From: Jonas Sicking <jonas@sicking.cc>
Date: Fri, 19 Nov 2010 19:18:21 -0800
Message-ID: <AANLkTi=EG3JezO5FREcmiOfq+VUpM-LArPUqxUdgpBZv@mail.gmail.com>
To: Bjoern Hoehrmann <derhoermi@gmx.net>
Cc: Pablo Castro <Pablo.Castro@microsoft.com>, "public-webapps@w3.org" <public-webapps@w3.org>
On Fri, Nov 19, 2010 at 7:03 PM, Bjoern Hoehrmann <derhoermi@gmx.net> wrote:
> * Pablo Castro wrote:
>>>> Just looking at this list, I guess I'm leaning towards _not_ limiting the
>>>> maximum key size and instead pushing it onto implementations to do the hard
>>>> work here.  If so, we should probably have some normative text about how bigger
>>>> keys will probably not be handled very efficiently.
>>
>>I was trying to make up my mind on this, and I'm not sure this is a good idea.
>>What would be the options for an implementation? Hashing keys into smaller values
>>is pretty painful because of sorting requirements (we'd have to index the data
>>twice, once for the key prefix that fits within limits, and a second one for a
>>hash plus some sort of discriminator for collisions). Just storing a prefix as
>>part of the key under the covers obviously won't fly...am I missing some other option?
>>
>>Clearly consistency in these things is important to people don't get caught off
>>guard. I wonder if we just pick a "reasonable" limit, say 1 K characters (yeah,
>>trying to do something weird to avoid details of how stuff is actually stored),
>>and run with it. I looked around at a few databases (from a single vendor :)),
>>and they seem to all be well over this but not by orders of magnitude (2KB to
>>8KB seems to be the range of upper limits for this in practice).
>
> No limit would be reasonable, the general, and reasonable, assumption is
> that if it works for X it will work for Y, unless Y is ridiculous. There
> is also little point in saying for some values of Y performance will be
> poor: implementations will cater for what is common, which is usually
> not a constant, and when you do unusual things, you already know that it
> is not entirely reasonable to expect the "usual" performance.

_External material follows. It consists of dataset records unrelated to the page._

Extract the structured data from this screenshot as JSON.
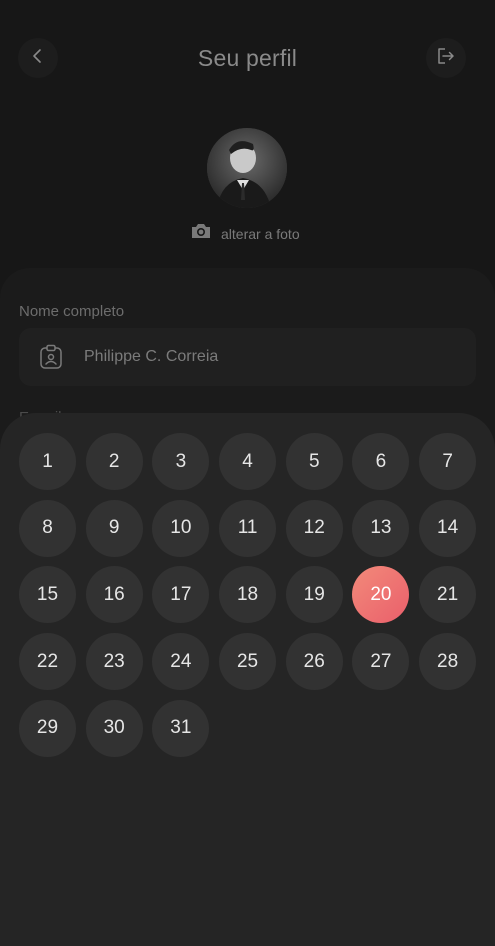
{
  "header": {
    "title": "Seu perfil",
    "back_icon": "chevron-left-icon",
    "logout_icon": "logout-icon"
  },
  "profile": {
    "photo_label": "alterar a foto",
    "camera_icon": "camera-icon"
  },
  "form": {
    "full_name_label": "Nome completo",
    "full_name_value": "Philippe C. Correia",
    "full_name_icon": "id-badge-icon",
    "email_label": "E-mail"
  },
  "day_picker": {
    "days": [
      "1",
      "2",
      "3",
      "4",
      "5",
      "6",
      "7",
      "8",
      "9",
      "10",
      "11",
      "12",
      "13",
      "14",
      "15",
      "16",
      "17",
      "18",
      "19",
      "20",
      "21",
      "22",
      "23",
      "24",
      "25",
      "26",
      "27",
      "28",
      "29",
      "30",
      "31"
    ],
    "selected_day": "20",
    "accent_color": "#ef6f6f"
  }
}
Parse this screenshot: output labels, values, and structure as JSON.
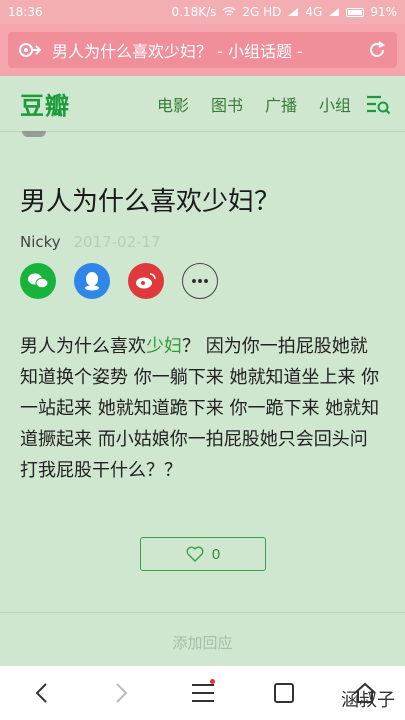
{
  "status": {
    "time": "18:36",
    "speed": "0.18K/s",
    "network": "2G HD",
    "network2": "4G",
    "battery": "91%"
  },
  "address": {
    "title": "男人为什么喜欢少妇？ - 小组话题 -"
  },
  "nav": {
    "logo": "豆瓣",
    "links": [
      "电影",
      "图书",
      "广播",
      "小组"
    ]
  },
  "post": {
    "title": "男人为什么喜欢少妇？",
    "author": "Nicky",
    "date": "2017-02-17",
    "body_pre": "男人为什么喜欢",
    "body_highlight": "少妇",
    "body_post": "？ 因为你一拍屁股她就知道换个姿势 你一躺下来 她就知道坐上来 你一站起来 她就知道跪下来 你一跪下来 她就知道撅起来 而小姑娘你一拍屁股她只会回头问打我屁股干什么？？",
    "likes": "0",
    "reply_label": "添加回应"
  },
  "share_icons": [
    "wechat-icon",
    "qq-icon",
    "weibo-icon",
    "more-icon"
  ],
  "bottom": {
    "watermark": "涵叔子"
  },
  "colors": {
    "accent": "#1a9c3a",
    "topbar": "#f5a6ad",
    "background": "#cfe6cf"
  }
}
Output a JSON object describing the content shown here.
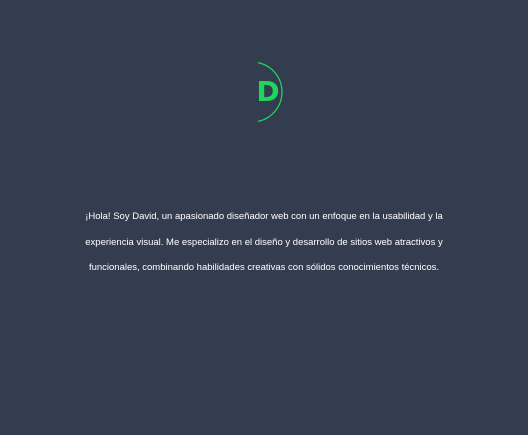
{
  "logo": {
    "letter": "D",
    "color": "#1dd65b"
  },
  "intro": {
    "text": "¡Hola! Soy David, un apasionado diseñador web con un enfoque en la usabilidad y la experiencia visual. Me especializo en el diseño y desarrollo de sitios web atractivos y funcionales, combinando habilidades creativas con sólidos conocimientos técnicos."
  },
  "colors": {
    "background": "#343c50",
    "accent": "#1dd65b",
    "text": "#ffffff"
  }
}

The question is in part where the limit for "ridiculous" goes. 1K keys
are sort of ridiculous, though I'm sure it happens.

Note that "unusual" performance here means linear search times rather
than logarithmic. Which in case of a join could easily mean quadratic.
So it's quite commonly not "unusual" performance, but "unacceptable".

> Note that, since JavaScript does not offer key-value dictionaries for
> complex keys, and now that JSON.stringify is widely implemented, it's
> quite common for people to emulate proper dictionaries by using that to
> work around this particular JavaScript limitation. Which would likely
> extend to more persistent forms of storage.

I don't understand what you mean here.